Forest management plans are being updated

In 1976, Congress passed the National Forest Management Act (NMFA), which required each of the nation’s forests to have plans that would then guide local management, activities and projects.

Now the agency is updating those plans to incorporate “current thinking and current ways of doing business,” Matt Turner, head of regional planning for the agency’s Southwest Region, told the Independent. In New Mexico, for example, there are five national forests, as well as the grasslands of the Cibola National Forest. Plans for the grasslands are currently being updated and managers will soon revise the other five plans once the new national rule is in place.

One issue that has become more important in recent years, Turner said, is climate change. “Other issues, based on what was in NFMA, [include] how to address the diversity of plants and animals and maintain their sustainability,” he said. “Also, how do we restore and maintain our watersheds? How do we ensure that our communities, rural and urban, maintain their relationships with the forest? And how do the forests provide for the needs of those communities?”

The agency must also manage fire, recreation—everything from hiking and cross-country skiing to off-road vehicle travel—and business. Oil and gas development, for example, is prevalent on the Carson National Forest in northern New Mexico. The planning process, he explained, provides the overall framework for the Forest Service to work on individual projects, including recreation, grazing, energy development and mining.

“Much of the beef people eat comes from cattle grazed on National Forest lands, and, not so much in the Southwest, but in other Forest Service regions, much of the wood that goes to build your homes—and keeps the price of wood construction down—comes off National Forest lands,” said Turner. “There’s quite a bit National Forest lands throughout the country provide—even if you never step foot on Forest Service land, it provides goods and services.”

Now’s the time for wilderness

In 1976, Congress also passed the Federal Land Policy and Management Act (FLPMA), which guides another federal land agency—the U.S. Bureau of Land Management.

Among other things, that law required the BLM to inventory its lands for wilderness characteristics, and to re-examine those lands as time passed in order to designate new wilderness areas. Wilderness areas are permanently protected as off-limits to development and motorized travel.
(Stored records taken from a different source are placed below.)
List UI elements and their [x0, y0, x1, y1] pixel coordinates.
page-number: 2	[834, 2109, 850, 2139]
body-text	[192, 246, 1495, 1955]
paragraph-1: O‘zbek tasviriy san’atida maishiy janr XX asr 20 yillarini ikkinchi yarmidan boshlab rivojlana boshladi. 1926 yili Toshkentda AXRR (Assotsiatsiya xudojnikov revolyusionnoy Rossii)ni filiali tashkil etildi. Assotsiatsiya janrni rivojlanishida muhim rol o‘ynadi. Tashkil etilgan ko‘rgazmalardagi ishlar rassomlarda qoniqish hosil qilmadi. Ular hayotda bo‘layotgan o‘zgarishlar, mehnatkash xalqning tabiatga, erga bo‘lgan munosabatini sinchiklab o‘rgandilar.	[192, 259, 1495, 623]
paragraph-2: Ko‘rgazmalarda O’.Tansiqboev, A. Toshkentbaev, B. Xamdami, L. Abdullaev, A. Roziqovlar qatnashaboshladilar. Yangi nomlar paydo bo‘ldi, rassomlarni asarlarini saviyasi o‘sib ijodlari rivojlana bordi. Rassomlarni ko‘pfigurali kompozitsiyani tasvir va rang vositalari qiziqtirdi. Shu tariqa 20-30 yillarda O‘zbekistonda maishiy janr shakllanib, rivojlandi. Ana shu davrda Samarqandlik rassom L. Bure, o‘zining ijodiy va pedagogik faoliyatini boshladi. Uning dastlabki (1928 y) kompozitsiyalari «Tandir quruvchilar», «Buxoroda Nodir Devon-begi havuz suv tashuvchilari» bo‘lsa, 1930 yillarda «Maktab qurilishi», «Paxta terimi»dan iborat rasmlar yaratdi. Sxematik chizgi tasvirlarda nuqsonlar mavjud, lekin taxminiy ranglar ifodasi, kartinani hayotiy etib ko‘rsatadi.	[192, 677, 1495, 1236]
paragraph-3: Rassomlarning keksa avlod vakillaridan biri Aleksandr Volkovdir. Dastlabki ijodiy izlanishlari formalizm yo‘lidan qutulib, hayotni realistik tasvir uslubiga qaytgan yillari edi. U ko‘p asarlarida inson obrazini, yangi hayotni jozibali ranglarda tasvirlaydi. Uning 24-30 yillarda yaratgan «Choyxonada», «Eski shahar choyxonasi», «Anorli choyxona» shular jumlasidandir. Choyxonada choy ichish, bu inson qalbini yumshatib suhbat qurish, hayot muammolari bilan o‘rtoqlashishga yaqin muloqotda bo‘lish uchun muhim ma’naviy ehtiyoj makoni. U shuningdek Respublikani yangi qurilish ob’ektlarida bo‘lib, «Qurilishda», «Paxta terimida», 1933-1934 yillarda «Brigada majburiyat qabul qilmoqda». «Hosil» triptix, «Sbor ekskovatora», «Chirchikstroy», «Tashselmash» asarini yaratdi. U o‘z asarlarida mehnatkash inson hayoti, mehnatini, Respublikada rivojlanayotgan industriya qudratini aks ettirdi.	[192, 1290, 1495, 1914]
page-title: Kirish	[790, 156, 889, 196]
But the Forest Service has no such mandate, said Nathan Newcomer, associate director of the New Mexico Wilderness Alliance. It has completed what are called Roadless Area Review and Evaluations: “But they have no mandate, nothing written that says they need to look at their forests and do periodic wilderness inventories,” Newcomer told the Independent. “This rule should have that—it should direct districts to go out there and study their lands for wilderness-quality designations.”

The alliance is also looking ahead to the development of New Mexico’s individual forest plans, which will be guided by the new national rule.

Of the 9.3 million acres of National Forest lands in the state, 1.6 million of those are roadless, according to Newcomer. Although activists in New Mexico have long focused on wilderness-worthy areas on BLM lands, they’re now looking more actively at the National Forests: “The [revised plan] is one example of why we need to do that: The federal agency is giving us the opportunity,” he said. “We need to make sure that the bevy of beautiful, wild places we have in this state are left intact—not just for the people, but for the land’s sake.”